2. If the removal of trade barriers is so beneficial to international economic growth, why would a nation continue to restrict trade on some imported or exported products?
3. How can governments identify good candidates for infant industry protection? Can you suggest some key characteristics of good candidates? Why are industries like computers not good candidates for infant industry protection?
4. Name and define three policy tools for enacting protectionism.

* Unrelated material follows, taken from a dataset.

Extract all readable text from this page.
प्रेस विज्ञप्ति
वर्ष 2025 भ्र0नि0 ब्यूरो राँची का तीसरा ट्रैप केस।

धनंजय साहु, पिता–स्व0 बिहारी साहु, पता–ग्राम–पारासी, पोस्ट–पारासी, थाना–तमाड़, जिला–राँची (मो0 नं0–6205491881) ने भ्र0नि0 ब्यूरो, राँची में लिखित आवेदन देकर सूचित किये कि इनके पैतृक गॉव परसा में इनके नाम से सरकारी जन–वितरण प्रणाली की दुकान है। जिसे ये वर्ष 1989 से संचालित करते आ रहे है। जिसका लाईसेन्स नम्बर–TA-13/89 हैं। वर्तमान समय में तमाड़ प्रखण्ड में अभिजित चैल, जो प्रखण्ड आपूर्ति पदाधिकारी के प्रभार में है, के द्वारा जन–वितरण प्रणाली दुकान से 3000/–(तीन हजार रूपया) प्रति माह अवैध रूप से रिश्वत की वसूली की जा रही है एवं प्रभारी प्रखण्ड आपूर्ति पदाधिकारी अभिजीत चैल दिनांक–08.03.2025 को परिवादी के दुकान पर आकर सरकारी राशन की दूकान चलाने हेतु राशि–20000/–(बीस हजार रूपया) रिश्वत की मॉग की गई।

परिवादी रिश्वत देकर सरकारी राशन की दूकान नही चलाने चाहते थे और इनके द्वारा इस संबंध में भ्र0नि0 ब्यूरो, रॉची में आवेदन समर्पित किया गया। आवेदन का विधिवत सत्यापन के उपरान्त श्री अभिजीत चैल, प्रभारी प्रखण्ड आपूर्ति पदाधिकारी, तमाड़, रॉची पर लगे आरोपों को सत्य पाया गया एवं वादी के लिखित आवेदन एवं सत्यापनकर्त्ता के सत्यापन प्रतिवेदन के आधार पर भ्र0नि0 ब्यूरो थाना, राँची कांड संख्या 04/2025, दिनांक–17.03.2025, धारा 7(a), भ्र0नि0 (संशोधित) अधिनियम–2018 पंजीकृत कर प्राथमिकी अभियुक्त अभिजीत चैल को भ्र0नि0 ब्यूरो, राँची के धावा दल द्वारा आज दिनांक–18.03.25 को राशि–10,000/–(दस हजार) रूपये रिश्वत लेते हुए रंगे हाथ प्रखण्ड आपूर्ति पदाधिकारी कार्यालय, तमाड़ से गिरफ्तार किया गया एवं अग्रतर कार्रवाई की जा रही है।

5. The country of Pepperland exports steel to the Land of Submarines. Information for the
quantity demanded (Qd) and quantity supplied (Qs) in each country, in a world without
trade, are given in the tables below.
a. What would be the equilibrium price and quantity in each country in a world without
trade? How can you tell?
b. What would be the equilibrium price and quantity in each country if trade is allowed
to occur? How can you tell?
c. Sketch two supply and demand diagrams, one for each country, in the situation
before and after trade.
d. On those diagrams, show the equilibrium price and the levels of exports and imports
in the world after trade.
e. If the Land of Submarines imposes an anti-dumping import quota of 30, explain in
general terms whether it will benefit or hurt consumers and producers in each country
f. Does your general answer change if the Land of Submarines imposes an import
quota of 70?
Exchange Rates and International Finance
6. How will a stronger euro affect the economic agent from Germany’s perspective?
a. German companies export goods and services to the U.S.
b. A German tourist visiting Chile.
c. A German bank investing in a Canadian government bond.
d. U.S. companies export goods and services to Germany.
e. French companies export goods and services to Germany.
7. Suppose that political unrest in Egypt leads financial markets to anticipate
depreciation in the Egyptian pound. How will that affect the demand for pounds, supply
of pounds, and exchange rate for pounds compared to, say, U.S. dollars?
8. A central bank can allow its currency to fall indefinitely, but it cannot allow its currency to rise indefinitely. Why not?
9. What are some of the reasons a central bank is likely to care, at least to some extent, about the exchange rate?
10. a) A British pound cost $1.56 in U.S. dollars in 1996, but $1.66 in U.S. dollars in
1998. Was the pound weaker or stronger against the dollar?
b) Calculate the cost of a U.S. dollar in terms of British pounds in 1996 and 1998, did
the dollar appreciate or depreciate versus the pound?